A prevailing theme of modern society is instant gratification. This has largely been attributed to significant advances in technology. We are now able to access services and interact with others instantly, from wherever we are.

As consumer expectation shifts, it’s important for small businesses to harness technology to ensure their business offering is in line with their customer’s needs and expectation.

It’s not only the consumer that benefits from new technology – savvy businesses are using it to increase efficiencies within their own business.

We’ve taken a look at a few of the big technology changes currently influencing the small business world and speculate how this might impact the world down the track.

Off in the clouds

In simple terms, cloud accounting involves accessing accounting solutions online. Some well-known cloud accounting providers include Xero and MYOB. These systems have become extremely popular with small businesses due to their ease of use and ability to decrease administration hassles.

So what does the future hold for cloud accounting?

“Soon using the cloud will just be the norm. Just like email overtook faxes, it will soon become adopted on a widespread level as people get used to it,” said Mary O’Driscoll, Findex cloud accounting expert.

“Real time data obtained from cloud accounting will also help businesses gain a deeper insight into their financials,” Ms O’Driscoll said.

Moving forward, businesses could be driven to a deep degree by cloud related data, which will enable them to implement improvements, create efficiencies and find new ways to engage customers.


Will robots one day handle product delivery to and from your business? As technology for autonomous vehicles as well as affordable drones advances, this is a very real possibility.

In 2016 we’ve already seen some amazing concepts showing this idea off domestically.
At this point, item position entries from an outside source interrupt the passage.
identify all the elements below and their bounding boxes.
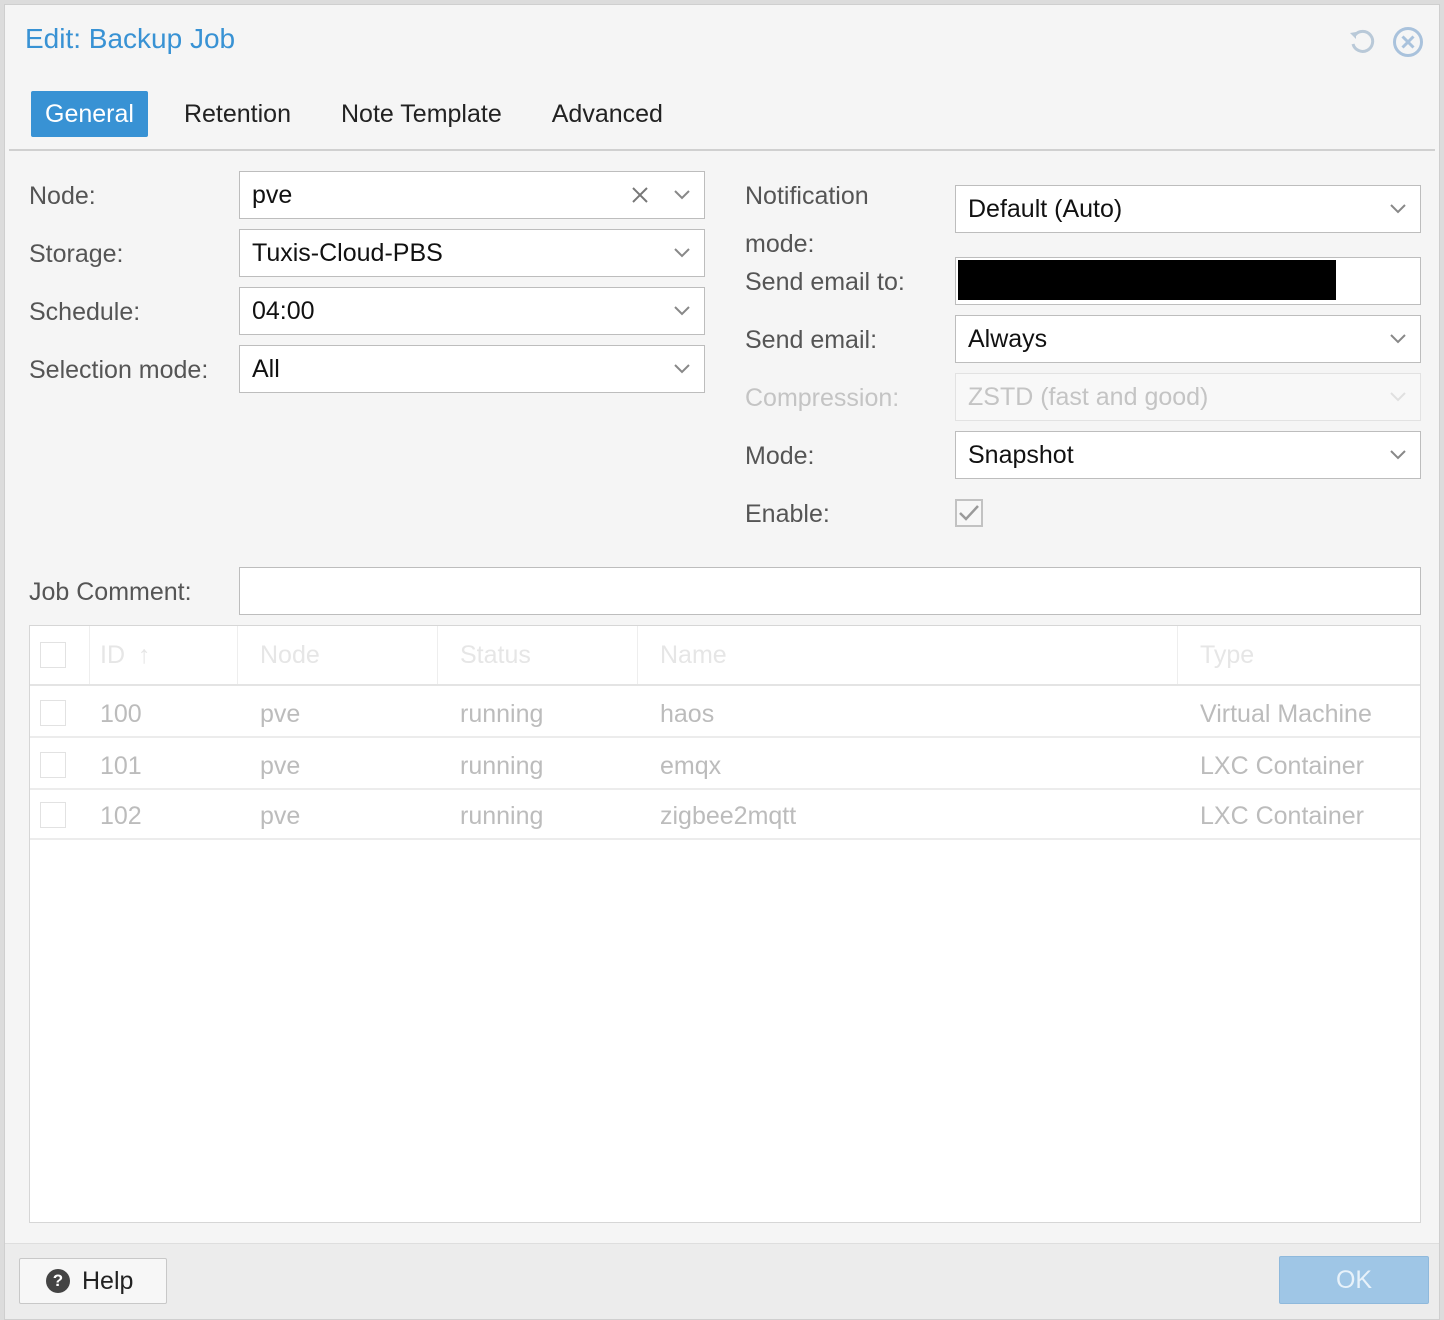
help-button[interactable]: ? Help — [19, 1258, 167, 1304]
column-header-name: Name — [638, 626, 1178, 684]
column-header-type: Type — [1200, 641, 1255, 669]
send-email-label: Send email: — [745, 326, 878, 354]
selection-mode-select[interactable]: All — [239, 345, 705, 393]
mode-label: Mode: — [745, 442, 815, 470]
mode-value: Snapshot — [968, 440, 1074, 469]
cell-type: Virtual Machine — [1200, 700, 1372, 728]
node-label: Node: — [29, 182, 96, 210]
cell-id: 101 — [100, 752, 142, 780]
backup-job-dialog: Edit: Backup Job General Retention Note … — [4, 4, 1440, 1320]
send-email-select[interactable]: Always — [955, 315, 1421, 363]
mode-select[interactable]: Snapshot — [955, 431, 1421, 479]
chevron-down-icon[interactable] — [1376, 186, 1420, 232]
chevron-down-icon[interactable] — [660, 230, 704, 276]
redacted-block — [958, 260, 1336, 300]
schedule-select[interactable]: 04:00 — [239, 287, 705, 335]
column-header-id-label: ID — [100, 641, 125, 669]
tab-note-template[interactable]: Note Template — [327, 91, 516, 137]
cell-name: haos — [660, 700, 715, 728]
select-all-checkbox — [40, 642, 66, 668]
cell-name: zigbee2mqtt — [660, 802, 797, 830]
cell-id: 100 — [100, 700, 142, 728]
enable-checkbox[interactable] — [955, 499, 983, 527]
tab-general[interactable]: General — [31, 91, 148, 137]
clear-icon[interactable] — [620, 172, 660, 218]
chevron-down-icon[interactable] — [660, 288, 704, 334]
tab-retention[interactable]: Retention — [170, 91, 305, 137]
notification-mode-label-line1: Notification — [745, 182, 869, 210]
cell-node: pve — [260, 700, 301, 728]
send-email-to-input[interactable] — [955, 257, 1421, 305]
dialog-footer: ? Help OK — [5, 1243, 1439, 1319]
tab-advanced[interactable]: Advanced — [538, 91, 677, 137]
column-header-id: ID ↑ — [90, 626, 238, 684]
cell-status: running — [460, 802, 544, 830]
column-header-node: Node — [238, 626, 438, 684]
send-email-to-label: Send email to: — [745, 268, 905, 296]
cell-node: pve — [260, 752, 301, 780]
reset-icon[interactable] — [1345, 25, 1379, 59]
compression-select: ZSTD (fast and good) — [955, 373, 1421, 421]
enable-label: Enable: — [745, 500, 830, 528]
chevron-down-icon[interactable] — [660, 172, 704, 218]
cell-node: pve — [260, 802, 301, 830]
tab-divider — [9, 149, 1435, 151]
cell-name: emqx — [660, 752, 722, 780]
chevron-down-icon — [1376, 374, 1420, 420]
table-row: 102 pve running zigbee2mqtt LXC Containe… — [30, 790, 1420, 840]
tab-bar: General Retention Note Template Advanced — [31, 91, 689, 137]
selection-mode-value: All — [252, 354, 280, 383]
row-checkbox — [40, 802, 66, 828]
cell-status: running — [460, 700, 544, 728]
chevron-down-icon[interactable] — [1376, 316, 1420, 362]
storage-select[interactable]: Tuxis-Cloud-PBS — [239, 229, 705, 277]
sort-asc-icon: ↑ — [137, 641, 151, 669]
row-checkbox — [40, 752, 66, 778]
cell-id: 102 — [100, 802, 142, 830]
help-button-label: Help — [82, 1266, 134, 1295]
notification-mode-label: Notification mode: — [745, 181, 869, 259]
chevron-down-icon[interactable] — [1376, 432, 1420, 478]
checkmark-icon — [959, 505, 979, 521]
cell-status: running — [460, 752, 544, 780]
schedule-value: 04:00 — [252, 296, 315, 325]
schedule-label: Schedule: — [29, 298, 141, 326]
send-email-value: Always — [968, 324, 1048, 353]
chevron-down-icon[interactable] — [660, 346, 704, 392]
close-icon[interactable] — [1391, 25, 1425, 59]
dialog-title: Edit: Backup Job — [25, 23, 236, 54]
table-row: 100 pve running haos Virtual Machine — [30, 688, 1420, 738]
grid-header: ID ↑ Node Status Name Type — [30, 626, 1420, 686]
question-circle-icon: ? — [46, 1269, 70, 1293]
guest-grid: ID ↑ Node Status Name Type 100 pve runni… — [29, 625, 1421, 1223]
cell-type: LXC Container — [1200, 752, 1364, 780]
column-header-status: Status — [438, 626, 638, 684]
notification-mode-select[interactable]: Default (Auto) — [955, 185, 1421, 233]
node-select[interactable]: pve — [239, 171, 705, 219]
table-row: 101 pve running emqx LXC Container — [30, 740, 1420, 790]
compression-value: ZSTD (fast and good) — [968, 382, 1209, 411]
storage-label: Storage: — [29, 240, 124, 268]
node-value: pve — [252, 180, 293, 209]
notification-mode-value: Default (Auto) — [968, 194, 1123, 223]
row-checkbox — [40, 700, 66, 726]
header-select-all — [30, 626, 90, 684]
cell-type: LXC Container — [1200, 802, 1364, 830]
notification-mode-label-line2: mode: — [745, 230, 815, 258]
storage-value: Tuxis-Cloud-PBS — [252, 238, 443, 267]
compression-label: Compression: — [745, 384, 900, 412]
job-comment-input[interactable] — [239, 567, 1421, 615]
selection-mode-label: Selection mode: — [29, 356, 209, 384]
ok-button[interactable]: OK — [1279, 1256, 1429, 1304]
job-comment-label: Job Comment: — [29, 578, 192, 606]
Domino’s have announced plans to launch a pizza delivery droid in early-2017, which can zip around cities at 20 km/h, while Australia Post trialled the use of parcel delivery drones in April and Singapore recently launched self-driving taxis.

As this technology advances, there is great potential for businesses to significantly reduce the costs and time associated with product delivery in the long-term.

A cashless society?

The use of physical currency is becoming increasingly less common and necessary, with convenient technology solutions able to facilitate payment more efficiently.

Contactless payments have simplified the use of cards for small transactions, while cheap and easy to use point-of-sale systems have allowed businesses to craft a better way for clients to pay.

Earlier this year, there was significant media coverage about a Brisbane cafe doing away with cash. Customers could pay only via card or by purchasing a special refillable coffee cup with an embedded chip linked to a credit card.

Breaking the bank – how much will we rely on them in the future?

Meanwhile, the way we bank could also undergo a shake-up, with companies like Uber showing how technology enables businesses to run without banks.

In the US, around a third of Uber drivers joined the company with no existing bank account. To get around this, Uber themselves have made signing up for a debit card and account a part of the application process, making the company the largest acquirer of small business bank accounts in the US.

Citing this case, Findex innovation program manager Andrew Lai said that “one day down the track, rather than being tied to a traditional bank, your finances could well be managed through seamless integrations with Google or Facebook accounts.”

What does it all mean?

Despite the hype of automated processes, the key element of business will always remain the people, according to Mary O’Driscoll.

“People still like dealing with people. The key will be making the back end work while ensuring the customer has a strong personal touchpoint,” O’Driscoll said.

While the future will see systems develop in a way that will enable them to process information and tasks in a more efficient manner than ever, at the end of the day, the best businesses will still need to focus on how they engage with their customer one-on-one.